Model #4 = Retail Business, Catalog Heritage
• These are interesting business models. Be it Coldwater Creek, Williams Sonoma, Lands' End or now Dell, these businesses practice true multichannel marketing, but with a strong focus on ROI. The catalog heritage drives measurement of all advertising activities across all channels. If an aspiring individual wanted the best multichannel lab to build multichannel skills in, I believe these environments provide the best place to gain valuable, portable experience.
Model #5 = Online Business, Retail Heritage
Model #6 = Online Pureplay
• These businesses are fundamentally different than the five models described above. These businesses were born online, and utilize a marketing strategy fundamentally different than other businesses. Traffic is driven by online marketing strategies. To compensate for what I call "channel disadvantage" --- not having catalogs or stores, these businesses utilize free-shipping, free-returns, and rock-bottom pricing to gain a competitive advantage. These businesses need to grow to a size large enough to overcome margin and shipping revenue shortfalls. Zappos is probably the best example of a business in this category. The online marketing departments in these companies offer spectacular laboratories for learning online marketing strategies. If I were a college student today, this would be one of my primary industries to target for employment.
Strategically, it is very important to understand where your business model falls on this continuum. The way you utilize multichannel marketing and advertising strategies is highly dependent upon the customer base you have, coupled with your heritage and objectives.

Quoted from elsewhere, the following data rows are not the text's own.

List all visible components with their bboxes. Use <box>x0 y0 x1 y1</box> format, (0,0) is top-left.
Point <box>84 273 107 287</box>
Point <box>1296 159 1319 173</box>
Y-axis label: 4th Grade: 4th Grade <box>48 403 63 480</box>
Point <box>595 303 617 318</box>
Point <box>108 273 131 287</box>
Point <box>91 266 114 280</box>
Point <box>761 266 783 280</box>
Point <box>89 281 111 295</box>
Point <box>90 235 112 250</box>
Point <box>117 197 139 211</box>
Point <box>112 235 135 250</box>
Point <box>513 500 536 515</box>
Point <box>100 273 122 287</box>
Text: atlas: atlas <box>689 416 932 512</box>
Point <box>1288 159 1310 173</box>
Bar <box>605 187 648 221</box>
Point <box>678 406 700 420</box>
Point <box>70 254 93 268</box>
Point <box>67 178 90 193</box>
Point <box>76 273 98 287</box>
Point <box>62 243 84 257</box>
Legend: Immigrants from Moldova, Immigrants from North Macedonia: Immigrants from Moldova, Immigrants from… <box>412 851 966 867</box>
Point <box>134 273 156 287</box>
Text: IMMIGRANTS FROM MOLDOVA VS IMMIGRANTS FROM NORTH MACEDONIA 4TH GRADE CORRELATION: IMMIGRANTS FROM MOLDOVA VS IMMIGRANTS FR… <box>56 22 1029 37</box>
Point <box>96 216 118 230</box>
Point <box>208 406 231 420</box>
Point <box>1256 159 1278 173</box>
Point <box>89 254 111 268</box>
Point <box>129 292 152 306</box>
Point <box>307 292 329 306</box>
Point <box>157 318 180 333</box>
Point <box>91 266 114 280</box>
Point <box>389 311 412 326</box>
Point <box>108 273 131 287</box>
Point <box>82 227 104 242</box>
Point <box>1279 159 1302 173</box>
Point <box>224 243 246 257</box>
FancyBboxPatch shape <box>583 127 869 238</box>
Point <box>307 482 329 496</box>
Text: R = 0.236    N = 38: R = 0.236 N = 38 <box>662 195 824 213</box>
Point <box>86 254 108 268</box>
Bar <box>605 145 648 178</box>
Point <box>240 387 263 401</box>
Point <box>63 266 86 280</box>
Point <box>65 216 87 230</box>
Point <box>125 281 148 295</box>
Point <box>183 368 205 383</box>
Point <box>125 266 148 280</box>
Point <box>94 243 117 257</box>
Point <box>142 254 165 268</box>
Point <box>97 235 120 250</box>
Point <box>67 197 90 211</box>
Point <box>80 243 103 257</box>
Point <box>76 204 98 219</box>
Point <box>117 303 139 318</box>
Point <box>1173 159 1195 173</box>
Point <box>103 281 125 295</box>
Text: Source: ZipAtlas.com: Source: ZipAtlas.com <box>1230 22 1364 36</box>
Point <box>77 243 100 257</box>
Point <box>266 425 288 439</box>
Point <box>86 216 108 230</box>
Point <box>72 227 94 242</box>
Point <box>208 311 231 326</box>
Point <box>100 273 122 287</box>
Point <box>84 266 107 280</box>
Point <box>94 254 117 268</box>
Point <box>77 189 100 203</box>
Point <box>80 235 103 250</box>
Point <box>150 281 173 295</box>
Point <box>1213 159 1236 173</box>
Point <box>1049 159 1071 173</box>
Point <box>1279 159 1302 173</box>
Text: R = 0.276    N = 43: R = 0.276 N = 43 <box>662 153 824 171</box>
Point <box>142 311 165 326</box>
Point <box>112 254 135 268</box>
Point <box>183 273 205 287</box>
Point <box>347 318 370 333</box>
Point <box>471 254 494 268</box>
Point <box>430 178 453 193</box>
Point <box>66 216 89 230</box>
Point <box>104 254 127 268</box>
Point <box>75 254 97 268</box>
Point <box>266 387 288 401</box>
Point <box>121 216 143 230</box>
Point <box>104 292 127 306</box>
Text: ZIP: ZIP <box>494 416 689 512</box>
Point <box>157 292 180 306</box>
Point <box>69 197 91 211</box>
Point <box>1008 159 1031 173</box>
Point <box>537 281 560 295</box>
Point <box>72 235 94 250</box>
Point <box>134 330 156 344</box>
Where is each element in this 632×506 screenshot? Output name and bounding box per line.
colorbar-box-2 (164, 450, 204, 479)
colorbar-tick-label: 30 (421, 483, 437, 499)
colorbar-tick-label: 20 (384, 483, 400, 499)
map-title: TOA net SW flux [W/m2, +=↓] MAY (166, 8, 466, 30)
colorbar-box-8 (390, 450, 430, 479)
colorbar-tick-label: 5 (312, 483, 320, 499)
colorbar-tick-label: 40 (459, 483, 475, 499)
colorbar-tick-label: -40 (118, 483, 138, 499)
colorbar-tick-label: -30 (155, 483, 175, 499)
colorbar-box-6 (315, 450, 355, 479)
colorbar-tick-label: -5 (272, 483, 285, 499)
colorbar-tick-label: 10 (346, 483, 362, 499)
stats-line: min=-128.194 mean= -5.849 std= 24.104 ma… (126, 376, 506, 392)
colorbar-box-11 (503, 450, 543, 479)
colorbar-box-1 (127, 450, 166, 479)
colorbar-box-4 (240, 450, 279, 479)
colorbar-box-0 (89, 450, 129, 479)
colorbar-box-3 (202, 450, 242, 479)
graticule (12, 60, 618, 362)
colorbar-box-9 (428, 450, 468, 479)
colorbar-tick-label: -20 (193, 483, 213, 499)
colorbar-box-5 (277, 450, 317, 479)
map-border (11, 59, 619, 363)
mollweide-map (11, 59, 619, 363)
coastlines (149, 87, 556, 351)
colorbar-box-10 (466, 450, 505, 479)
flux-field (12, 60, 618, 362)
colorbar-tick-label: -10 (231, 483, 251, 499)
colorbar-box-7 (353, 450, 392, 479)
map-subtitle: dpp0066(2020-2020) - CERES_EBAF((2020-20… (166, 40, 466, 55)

Cataloging makes less sense for business models five and six. Traditional cataloging strategies are frequently not congruent with brand-based retail models and online pureplays.

Online marketing makes less sense in the short term for business models one and two. These business models are supported by customers who are not willing to shop on the web without the benefit of catalog merchandise presentation.

Matchback and analytical expertise are probably most critical in business models three and four. Catalog businesses that migrated from model one to model two to model three have the best opportunity to overcome postal increases, because the customers shopping these businesses will purchase online if catalog frequency is reduced.

Your turn, my loyal reader! What e-commerce business models are missing from this list? How might you change these categorizations to make more sense?

## January 08, 2007

### Saks Fifth Avenue E-Mail Campaign

Today, I received the following e-mail from Saks Fifth Avenue, sent to their e-mail subscriber list.

There were tabs above this image that the customer could click through to visit specific merchandise divisions. However, the title of the e-mail was "Presenting A Fresh New Face Of Saks Fifth Avenue", so the purpose of the e-mail was to specifically tell customers that there is a new logo --- "Presenting our latest logo, a classic script rendered with a fresh, new face".

Saks has been around for an awfully long time, so they obviously know what they are doing. I guess I am confused how I, as a customer, benefit from this announcement. I am also confused as to how Saks sells more merchandise because of this announcement. What do you think?